Sie sehen, ich sehe alles mit Religion an, aber ich schreibe noch keine, wie wird das werden! Werde ich auch Ungern Wort halten? die dritte Rede liegt mir noch gar nicht fertig im Kopf es fehlt mir noch eine Inspiration und ehe die nicht kommt kann ich nichts anfangen. So etwas läßt aber manchmal lange auf sich warten. Wüßte ich doch wie Wilhelm Schlegel es immer macht de se battre les flancs wenn’s Noth thut, ich thäte es ihm gern nach. Von Friedrich habe ich noch immer keine Zeile was mich sehr beunruhigt.

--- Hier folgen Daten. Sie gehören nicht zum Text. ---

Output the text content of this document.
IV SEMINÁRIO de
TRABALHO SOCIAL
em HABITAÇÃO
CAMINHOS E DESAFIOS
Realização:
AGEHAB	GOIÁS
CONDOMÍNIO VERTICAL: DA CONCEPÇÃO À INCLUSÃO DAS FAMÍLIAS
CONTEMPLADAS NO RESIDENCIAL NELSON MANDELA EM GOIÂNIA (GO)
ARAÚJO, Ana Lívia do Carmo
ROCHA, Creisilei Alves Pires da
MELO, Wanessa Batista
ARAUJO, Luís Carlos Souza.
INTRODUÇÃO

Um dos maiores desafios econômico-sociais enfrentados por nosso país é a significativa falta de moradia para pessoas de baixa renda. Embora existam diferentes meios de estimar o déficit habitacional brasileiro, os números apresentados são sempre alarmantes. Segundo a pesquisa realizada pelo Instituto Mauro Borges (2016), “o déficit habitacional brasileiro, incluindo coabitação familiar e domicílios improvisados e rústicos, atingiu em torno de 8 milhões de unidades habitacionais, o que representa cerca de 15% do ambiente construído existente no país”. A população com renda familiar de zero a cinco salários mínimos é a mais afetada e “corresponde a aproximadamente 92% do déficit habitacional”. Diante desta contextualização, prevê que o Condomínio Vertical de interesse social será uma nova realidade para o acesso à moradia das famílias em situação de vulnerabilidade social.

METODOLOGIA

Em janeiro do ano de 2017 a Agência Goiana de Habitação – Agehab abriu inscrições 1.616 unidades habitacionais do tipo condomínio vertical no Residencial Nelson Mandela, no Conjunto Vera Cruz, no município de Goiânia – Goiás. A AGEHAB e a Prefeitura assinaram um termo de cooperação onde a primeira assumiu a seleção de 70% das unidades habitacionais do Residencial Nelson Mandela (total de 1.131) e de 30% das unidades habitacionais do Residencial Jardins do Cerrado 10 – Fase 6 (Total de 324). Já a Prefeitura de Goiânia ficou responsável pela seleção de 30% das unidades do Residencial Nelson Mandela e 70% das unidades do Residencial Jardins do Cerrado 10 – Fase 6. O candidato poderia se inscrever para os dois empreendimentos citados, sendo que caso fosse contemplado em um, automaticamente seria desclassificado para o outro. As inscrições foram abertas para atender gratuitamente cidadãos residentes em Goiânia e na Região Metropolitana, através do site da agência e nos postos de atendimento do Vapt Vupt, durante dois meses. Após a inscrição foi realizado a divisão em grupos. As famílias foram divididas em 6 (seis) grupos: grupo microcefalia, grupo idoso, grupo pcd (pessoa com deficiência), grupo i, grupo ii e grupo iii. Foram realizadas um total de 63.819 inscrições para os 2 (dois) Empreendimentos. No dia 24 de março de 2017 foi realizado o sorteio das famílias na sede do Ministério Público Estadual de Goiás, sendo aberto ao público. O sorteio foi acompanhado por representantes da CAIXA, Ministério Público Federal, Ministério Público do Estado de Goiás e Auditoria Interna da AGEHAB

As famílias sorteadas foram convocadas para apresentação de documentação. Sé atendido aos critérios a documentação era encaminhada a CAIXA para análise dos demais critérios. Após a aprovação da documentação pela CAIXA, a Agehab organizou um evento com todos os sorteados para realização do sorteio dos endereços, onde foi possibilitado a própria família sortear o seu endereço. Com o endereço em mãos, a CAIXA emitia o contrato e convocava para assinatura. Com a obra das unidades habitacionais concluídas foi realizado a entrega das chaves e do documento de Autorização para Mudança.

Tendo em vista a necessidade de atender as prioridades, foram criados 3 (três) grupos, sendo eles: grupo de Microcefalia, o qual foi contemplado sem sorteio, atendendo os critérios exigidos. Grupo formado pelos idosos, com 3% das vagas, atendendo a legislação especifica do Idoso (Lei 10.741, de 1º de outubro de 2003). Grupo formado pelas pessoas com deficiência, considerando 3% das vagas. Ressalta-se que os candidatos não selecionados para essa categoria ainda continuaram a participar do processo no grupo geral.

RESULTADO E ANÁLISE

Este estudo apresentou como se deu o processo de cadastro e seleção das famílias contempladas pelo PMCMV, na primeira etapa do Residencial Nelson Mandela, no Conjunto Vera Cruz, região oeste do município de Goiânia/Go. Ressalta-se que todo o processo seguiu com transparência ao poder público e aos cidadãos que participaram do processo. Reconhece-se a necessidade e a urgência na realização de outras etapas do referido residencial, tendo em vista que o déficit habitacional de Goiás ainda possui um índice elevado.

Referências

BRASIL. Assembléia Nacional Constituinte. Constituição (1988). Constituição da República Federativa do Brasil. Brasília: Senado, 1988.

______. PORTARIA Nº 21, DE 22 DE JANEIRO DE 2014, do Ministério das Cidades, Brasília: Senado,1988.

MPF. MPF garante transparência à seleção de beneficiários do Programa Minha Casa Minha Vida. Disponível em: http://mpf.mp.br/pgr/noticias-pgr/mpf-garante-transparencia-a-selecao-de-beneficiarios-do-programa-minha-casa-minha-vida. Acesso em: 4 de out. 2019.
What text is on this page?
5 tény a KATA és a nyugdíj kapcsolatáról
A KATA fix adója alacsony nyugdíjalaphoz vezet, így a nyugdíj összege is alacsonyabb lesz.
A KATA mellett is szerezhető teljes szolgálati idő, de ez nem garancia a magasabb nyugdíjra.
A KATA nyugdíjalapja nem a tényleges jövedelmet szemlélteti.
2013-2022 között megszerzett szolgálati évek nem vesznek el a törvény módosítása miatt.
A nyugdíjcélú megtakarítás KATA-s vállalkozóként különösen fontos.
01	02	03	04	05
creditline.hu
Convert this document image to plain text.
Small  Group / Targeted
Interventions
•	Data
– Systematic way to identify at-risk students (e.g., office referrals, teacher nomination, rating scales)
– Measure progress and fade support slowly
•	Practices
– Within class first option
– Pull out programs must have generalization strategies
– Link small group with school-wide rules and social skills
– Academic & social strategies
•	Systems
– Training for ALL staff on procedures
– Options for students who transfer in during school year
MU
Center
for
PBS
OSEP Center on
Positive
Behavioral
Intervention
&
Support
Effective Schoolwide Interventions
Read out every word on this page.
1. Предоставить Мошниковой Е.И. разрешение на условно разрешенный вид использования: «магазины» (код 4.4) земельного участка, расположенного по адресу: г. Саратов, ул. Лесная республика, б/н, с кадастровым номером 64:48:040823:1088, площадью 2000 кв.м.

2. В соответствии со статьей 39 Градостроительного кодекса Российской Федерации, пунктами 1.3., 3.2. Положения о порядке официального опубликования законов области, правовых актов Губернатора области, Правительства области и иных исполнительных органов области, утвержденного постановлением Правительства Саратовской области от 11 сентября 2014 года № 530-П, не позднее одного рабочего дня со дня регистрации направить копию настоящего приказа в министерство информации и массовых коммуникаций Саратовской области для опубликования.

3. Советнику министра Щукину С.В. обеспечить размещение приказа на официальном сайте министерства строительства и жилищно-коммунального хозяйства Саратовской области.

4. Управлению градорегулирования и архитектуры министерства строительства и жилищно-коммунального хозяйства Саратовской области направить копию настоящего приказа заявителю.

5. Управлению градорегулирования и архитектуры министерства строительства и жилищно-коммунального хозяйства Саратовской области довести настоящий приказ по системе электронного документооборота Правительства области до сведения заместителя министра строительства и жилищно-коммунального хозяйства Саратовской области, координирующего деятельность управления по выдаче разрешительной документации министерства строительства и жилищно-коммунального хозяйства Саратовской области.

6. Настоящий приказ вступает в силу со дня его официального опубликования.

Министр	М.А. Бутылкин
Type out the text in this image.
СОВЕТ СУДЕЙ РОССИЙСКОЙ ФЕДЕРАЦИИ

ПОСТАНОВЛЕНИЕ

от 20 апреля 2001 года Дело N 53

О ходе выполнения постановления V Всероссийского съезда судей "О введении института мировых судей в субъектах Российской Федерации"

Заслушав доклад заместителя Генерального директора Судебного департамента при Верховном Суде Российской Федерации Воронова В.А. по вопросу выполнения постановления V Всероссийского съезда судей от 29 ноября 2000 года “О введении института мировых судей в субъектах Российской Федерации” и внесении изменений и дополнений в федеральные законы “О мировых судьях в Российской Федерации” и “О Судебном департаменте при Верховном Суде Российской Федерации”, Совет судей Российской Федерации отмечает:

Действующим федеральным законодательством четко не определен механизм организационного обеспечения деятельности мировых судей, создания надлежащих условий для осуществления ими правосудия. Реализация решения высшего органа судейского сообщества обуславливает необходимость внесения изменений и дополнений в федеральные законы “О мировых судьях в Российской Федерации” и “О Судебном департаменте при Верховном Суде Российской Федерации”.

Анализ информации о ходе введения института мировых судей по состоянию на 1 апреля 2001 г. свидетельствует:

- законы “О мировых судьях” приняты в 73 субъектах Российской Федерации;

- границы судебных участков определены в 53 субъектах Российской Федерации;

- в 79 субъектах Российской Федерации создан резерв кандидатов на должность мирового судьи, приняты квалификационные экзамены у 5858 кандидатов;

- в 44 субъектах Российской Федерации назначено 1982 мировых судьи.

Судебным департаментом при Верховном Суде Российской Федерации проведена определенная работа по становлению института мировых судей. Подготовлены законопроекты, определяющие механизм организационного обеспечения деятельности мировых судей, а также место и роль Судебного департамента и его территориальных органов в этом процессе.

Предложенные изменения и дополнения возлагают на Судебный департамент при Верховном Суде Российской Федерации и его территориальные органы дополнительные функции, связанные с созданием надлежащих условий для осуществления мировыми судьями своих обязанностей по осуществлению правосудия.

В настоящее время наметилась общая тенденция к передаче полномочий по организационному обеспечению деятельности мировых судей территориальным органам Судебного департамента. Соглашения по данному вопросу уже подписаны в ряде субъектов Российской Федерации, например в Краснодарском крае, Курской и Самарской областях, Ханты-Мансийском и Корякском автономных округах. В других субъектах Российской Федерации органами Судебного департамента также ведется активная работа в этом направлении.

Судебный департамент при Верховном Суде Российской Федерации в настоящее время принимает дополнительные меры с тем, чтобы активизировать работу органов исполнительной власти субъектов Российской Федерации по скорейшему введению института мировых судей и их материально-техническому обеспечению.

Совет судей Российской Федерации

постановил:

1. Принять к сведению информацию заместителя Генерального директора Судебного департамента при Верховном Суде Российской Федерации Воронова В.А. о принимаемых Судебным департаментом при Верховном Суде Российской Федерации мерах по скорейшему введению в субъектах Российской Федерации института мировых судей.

Von Furcht und Hoffnung sage ich Ihnen nichts; ich habe keine als Sie. Möchte ich Sie bald in einer ruhigen Stimmung wissen ohne irgend einen Mißlaut. Wie gepeinigt werde ich Freitag in dem Zehlendorf sein, und doch kann ich nicht die andre Hälfte auch machen weil ich Sonnabend hier nicht fehlen darf. Es ist freilich nur ein optischer Betrug, daß ich Ihnen dann näher wäre; aber es quält mich doch. Was macht das Griechische? ich lege es Ihnen recht ans Herz. |
Dienstag früh. So gut wird mir’s jetzt gar nicht mehr einen Brief von Ihnen des Morgens zu bekommen, was mich so sehr aufheiterte. Ich glaube es ist die Faulheit der Briefträger denen es ein Paarmal begegnet ist mir Vor- und Nachmittags Briefe bringen zu müssen und die nun einen Weg sparen wollen, das ist mir höchst fatal. – Über die beste Ehe hatte ich noch ein Wörtchen mit Ihnen zu reden. Warum sollen nicht Liebende und solche wie K und die Fr auch animaux d’habitude sein dürfen? Der Beispiele hat man ja mehrere, aber eine gute Ehe läßt sich aus solchen Ingredienzen nicht zusammensetzen. Adieu meine liebe, lassen Sie bald von sich hören und besseres. Versammeln Sie alles um sich was Sie heiter und ruhig machen kann.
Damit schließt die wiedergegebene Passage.